根据本发明的另一方面,提供了一种智能电子设备的交互方法,所述智能电子设备包括传感器***,能够捕捉到用户单手在嘴边并做捂嘴手势的信号,所述智能电子设备执行的交互方法包括:处理所述信号以确定用户单手在嘴边做出捂嘴手势;响应于确定用户将手放在嘴边持续保持捂嘴手势,根据所做捂嘴手势类别、智能设备当前应用的交互内容、用户同时通过其它模态输入的信息,对于用户的交互意图进行解析;根据解析得到的交互意图,智能设备将对于用户的输入信息进行接收,分析及做出相应的内容输出;响应用户捂嘴手势后,在用户与智能设备交互情况下,处理所述信号以确定用户去除捂嘴手势;响应于确定用户去除捂嘴手势,结束所述交互过程。
优选的,内容输出形式包括语音、图像中一种或其组合。
优选的,用户的输入信息除了捂嘴手势本身,还包含用户的其他模态信息。
优选的,所述其他模态信息包括语音或眼神。
根据本发明的另一方面,提供了一种计算机可读介质,其上存储有计算机可执行指令,计算机可执行指令被计算机执行时能够执行前述的语音交互唤醒方法。
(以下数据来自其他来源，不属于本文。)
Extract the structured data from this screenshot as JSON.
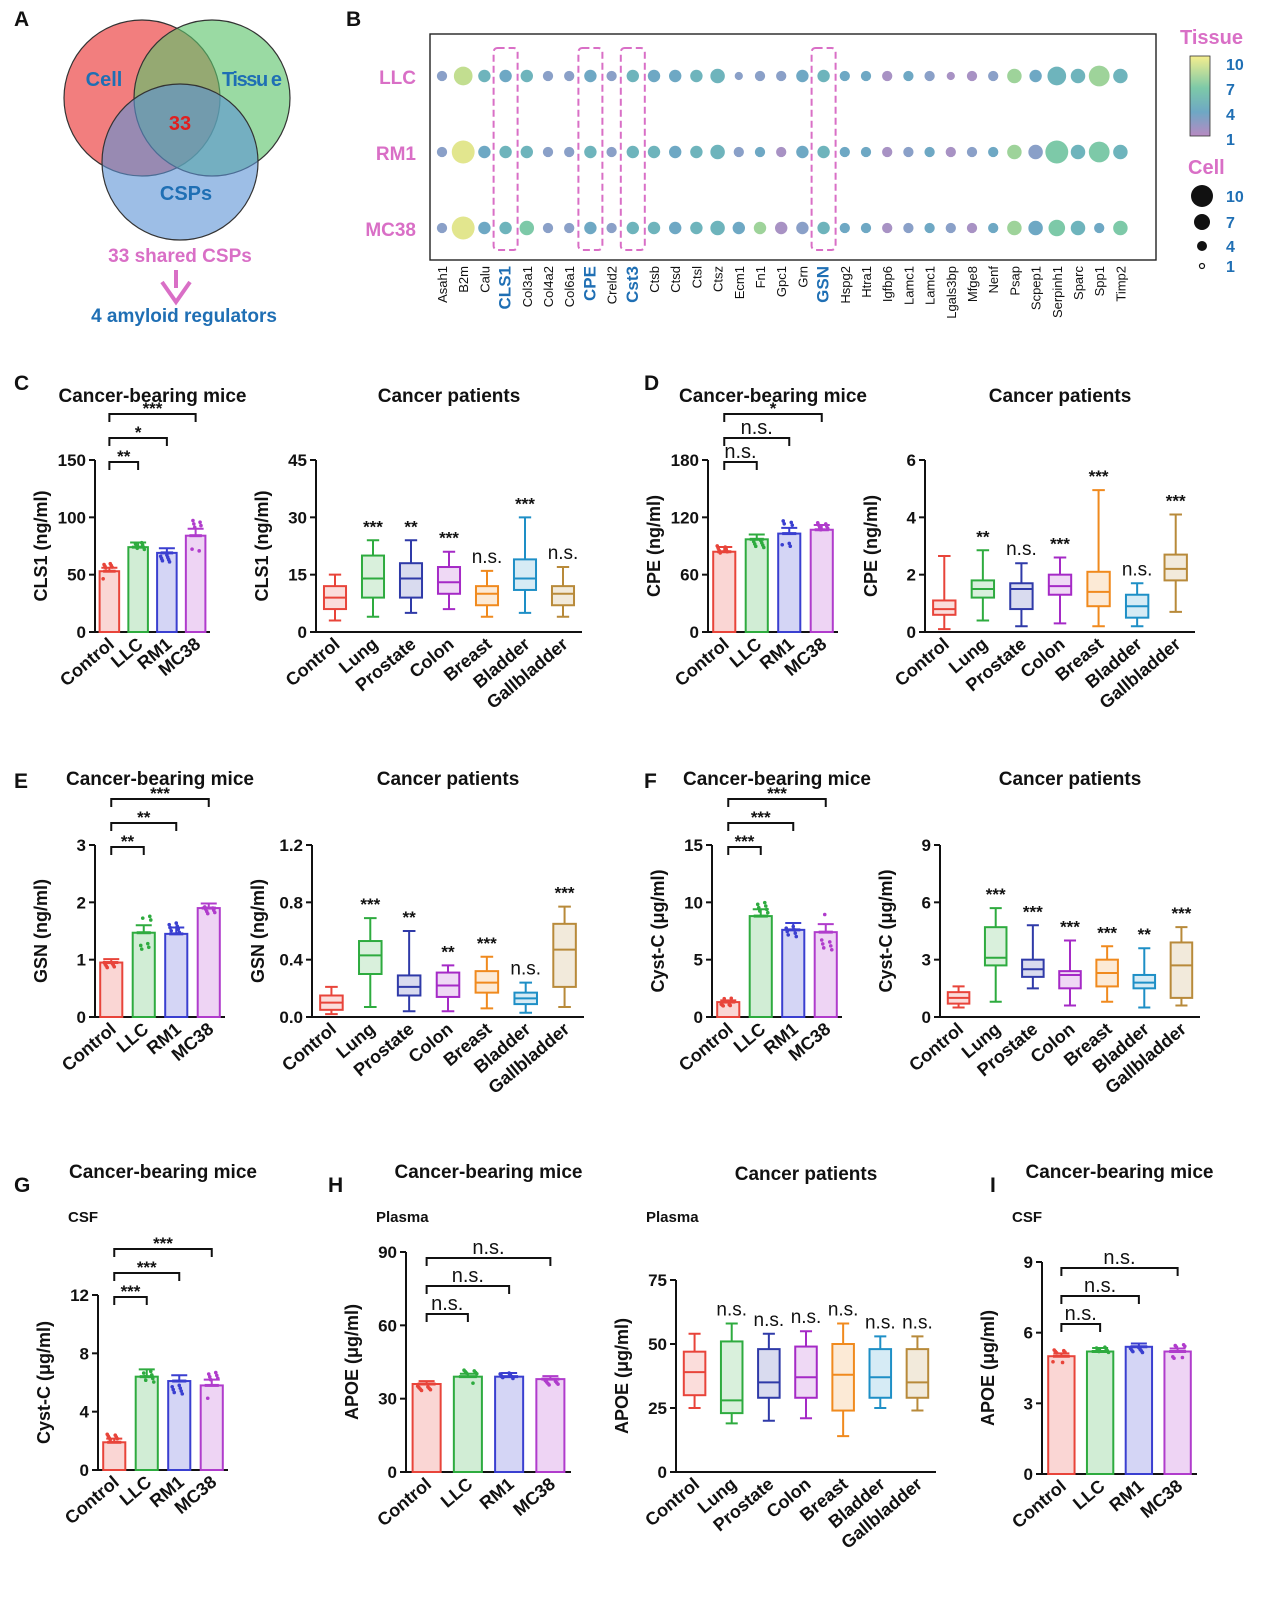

根据本发明实施例的技术方案具有以下优势中的一点或多点:
1.交互更加自然。用户做出捂嘴手势即可进行交互,符合用户习惯与认知。
2.使用效率更高。单手即可使用。用户无需操作设备或在不同的用 户界面/应用之间切换,不需按住某个按键或者重复说出唤醒词,直接抬起手到嘴边就能使用。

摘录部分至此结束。